- Born: April 3, 1982 (age 44) Spain
- Occupation: Water polo referee
- Years active: 2000s–present

= David Gómez (water polo referee) =

Spanish water polo referee

David Gómez (born 3 April 1982) is a Spanish water polo referee known for officiating at top-level international tournaments, including the Olympic Games and World Aquatics Championships.

==Career==
Gómez began his refereeing career in national leagues under the supervision of the Real Federación Española de Natación (RFEN). He quickly gained recognition within Spain’s water polo community for his understanding of the game and was soon promoted to international events.

He became an accredited international referee with FINA and LEN in the 2010s. Since then, he has officiated matches in major competitions including the LEN Champions League, the European Water Polo Championship, and multiple FINA World Aquatics Championships.

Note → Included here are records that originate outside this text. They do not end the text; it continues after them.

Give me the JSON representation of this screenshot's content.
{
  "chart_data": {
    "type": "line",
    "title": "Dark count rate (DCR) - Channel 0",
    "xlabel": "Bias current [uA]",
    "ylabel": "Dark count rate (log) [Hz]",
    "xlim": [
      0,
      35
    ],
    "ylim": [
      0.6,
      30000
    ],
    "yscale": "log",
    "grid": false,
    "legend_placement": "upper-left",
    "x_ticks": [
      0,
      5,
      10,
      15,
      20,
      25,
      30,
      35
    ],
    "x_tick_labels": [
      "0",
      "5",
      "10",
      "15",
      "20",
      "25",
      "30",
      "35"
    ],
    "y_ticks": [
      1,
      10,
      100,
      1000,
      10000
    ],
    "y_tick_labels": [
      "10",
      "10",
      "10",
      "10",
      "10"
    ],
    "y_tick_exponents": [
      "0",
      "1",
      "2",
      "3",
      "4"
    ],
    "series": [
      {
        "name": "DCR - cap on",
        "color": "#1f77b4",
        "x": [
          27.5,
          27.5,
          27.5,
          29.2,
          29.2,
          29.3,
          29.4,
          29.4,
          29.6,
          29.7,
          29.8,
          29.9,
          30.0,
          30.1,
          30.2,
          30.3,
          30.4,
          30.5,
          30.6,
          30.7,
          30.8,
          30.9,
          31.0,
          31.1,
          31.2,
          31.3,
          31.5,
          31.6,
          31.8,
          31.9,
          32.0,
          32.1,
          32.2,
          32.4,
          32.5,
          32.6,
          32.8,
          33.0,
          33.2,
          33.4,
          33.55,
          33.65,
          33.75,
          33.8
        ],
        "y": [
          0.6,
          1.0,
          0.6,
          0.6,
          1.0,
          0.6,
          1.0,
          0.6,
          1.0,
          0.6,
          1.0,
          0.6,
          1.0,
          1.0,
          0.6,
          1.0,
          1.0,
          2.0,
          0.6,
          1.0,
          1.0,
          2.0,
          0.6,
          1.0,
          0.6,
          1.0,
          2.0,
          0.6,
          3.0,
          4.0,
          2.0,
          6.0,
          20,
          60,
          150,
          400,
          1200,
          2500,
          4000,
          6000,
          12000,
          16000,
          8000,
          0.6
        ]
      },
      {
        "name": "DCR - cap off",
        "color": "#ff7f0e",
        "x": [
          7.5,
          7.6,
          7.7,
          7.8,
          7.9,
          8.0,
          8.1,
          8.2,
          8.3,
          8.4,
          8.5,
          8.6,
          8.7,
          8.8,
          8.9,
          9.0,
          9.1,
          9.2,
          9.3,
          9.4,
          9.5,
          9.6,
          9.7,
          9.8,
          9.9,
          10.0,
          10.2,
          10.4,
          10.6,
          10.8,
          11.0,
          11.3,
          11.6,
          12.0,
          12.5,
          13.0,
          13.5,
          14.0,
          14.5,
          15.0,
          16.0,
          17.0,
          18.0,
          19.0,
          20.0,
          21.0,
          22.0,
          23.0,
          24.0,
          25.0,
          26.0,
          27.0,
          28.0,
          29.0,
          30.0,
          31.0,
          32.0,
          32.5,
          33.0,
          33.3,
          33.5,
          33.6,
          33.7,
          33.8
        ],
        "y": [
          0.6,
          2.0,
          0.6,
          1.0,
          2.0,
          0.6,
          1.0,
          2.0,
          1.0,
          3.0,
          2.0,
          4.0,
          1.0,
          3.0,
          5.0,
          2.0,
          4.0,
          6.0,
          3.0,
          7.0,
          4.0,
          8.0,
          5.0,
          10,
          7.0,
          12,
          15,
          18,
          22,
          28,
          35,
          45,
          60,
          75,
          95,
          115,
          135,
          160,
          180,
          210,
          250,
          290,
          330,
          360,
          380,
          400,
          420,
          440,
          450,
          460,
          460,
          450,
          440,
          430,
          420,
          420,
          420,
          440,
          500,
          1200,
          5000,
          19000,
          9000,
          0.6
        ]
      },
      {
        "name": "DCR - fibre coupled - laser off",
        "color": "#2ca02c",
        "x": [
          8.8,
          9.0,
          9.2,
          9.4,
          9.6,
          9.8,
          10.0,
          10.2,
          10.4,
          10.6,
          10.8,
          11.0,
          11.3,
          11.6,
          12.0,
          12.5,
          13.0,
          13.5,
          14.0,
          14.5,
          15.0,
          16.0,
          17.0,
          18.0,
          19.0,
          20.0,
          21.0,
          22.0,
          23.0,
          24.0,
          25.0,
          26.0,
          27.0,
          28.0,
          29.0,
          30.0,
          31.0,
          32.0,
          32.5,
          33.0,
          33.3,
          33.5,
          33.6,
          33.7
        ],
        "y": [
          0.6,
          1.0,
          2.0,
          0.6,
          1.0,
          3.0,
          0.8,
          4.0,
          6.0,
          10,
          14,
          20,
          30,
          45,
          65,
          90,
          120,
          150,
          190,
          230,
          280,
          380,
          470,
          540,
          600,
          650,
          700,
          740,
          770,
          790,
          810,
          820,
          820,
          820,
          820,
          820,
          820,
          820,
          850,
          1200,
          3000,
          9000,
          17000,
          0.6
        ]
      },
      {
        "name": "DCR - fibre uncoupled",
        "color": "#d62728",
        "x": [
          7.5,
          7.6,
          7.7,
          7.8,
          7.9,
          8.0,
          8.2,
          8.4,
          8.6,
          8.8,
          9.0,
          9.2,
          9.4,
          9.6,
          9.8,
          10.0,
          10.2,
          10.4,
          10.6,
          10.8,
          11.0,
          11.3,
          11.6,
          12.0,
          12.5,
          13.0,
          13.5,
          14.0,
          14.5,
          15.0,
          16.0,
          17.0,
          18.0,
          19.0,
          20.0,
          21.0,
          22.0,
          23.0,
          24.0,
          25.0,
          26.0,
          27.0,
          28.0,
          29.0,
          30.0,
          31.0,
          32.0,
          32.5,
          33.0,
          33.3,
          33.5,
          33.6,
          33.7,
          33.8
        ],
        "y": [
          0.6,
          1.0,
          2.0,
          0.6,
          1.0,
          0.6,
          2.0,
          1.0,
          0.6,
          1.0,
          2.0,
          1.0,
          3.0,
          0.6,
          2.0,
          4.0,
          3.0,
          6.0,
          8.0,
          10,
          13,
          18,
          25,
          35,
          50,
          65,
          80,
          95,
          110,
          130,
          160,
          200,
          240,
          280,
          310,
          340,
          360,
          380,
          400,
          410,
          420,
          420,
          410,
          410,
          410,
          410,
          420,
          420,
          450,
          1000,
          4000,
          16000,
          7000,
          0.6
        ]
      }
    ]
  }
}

In 2021, Gómez was selected to referee at the 2020 Summer Olympics in Tokyo, which were delayed due to the COVID-19 pandemic.

==Recognition==
Gómez has contributed to training workshops and referee development programs organized by RFEN and LEN, mentoring new officials entering the sport. He has been recognized within the Spanish officiating community with multiple commendations and continues to play a key role in improving officiating standards.

In 2024, Gómez was one of the lead officials in the men's final at the European Championships in Dubrovnik, a high-profile match between Hungary and Croatia, and in July 2025 he officiated critical matches, including the men bronze-medal final game (Greece vs. Serbia) in the 2025 World Water Polo Championships held in Singapore.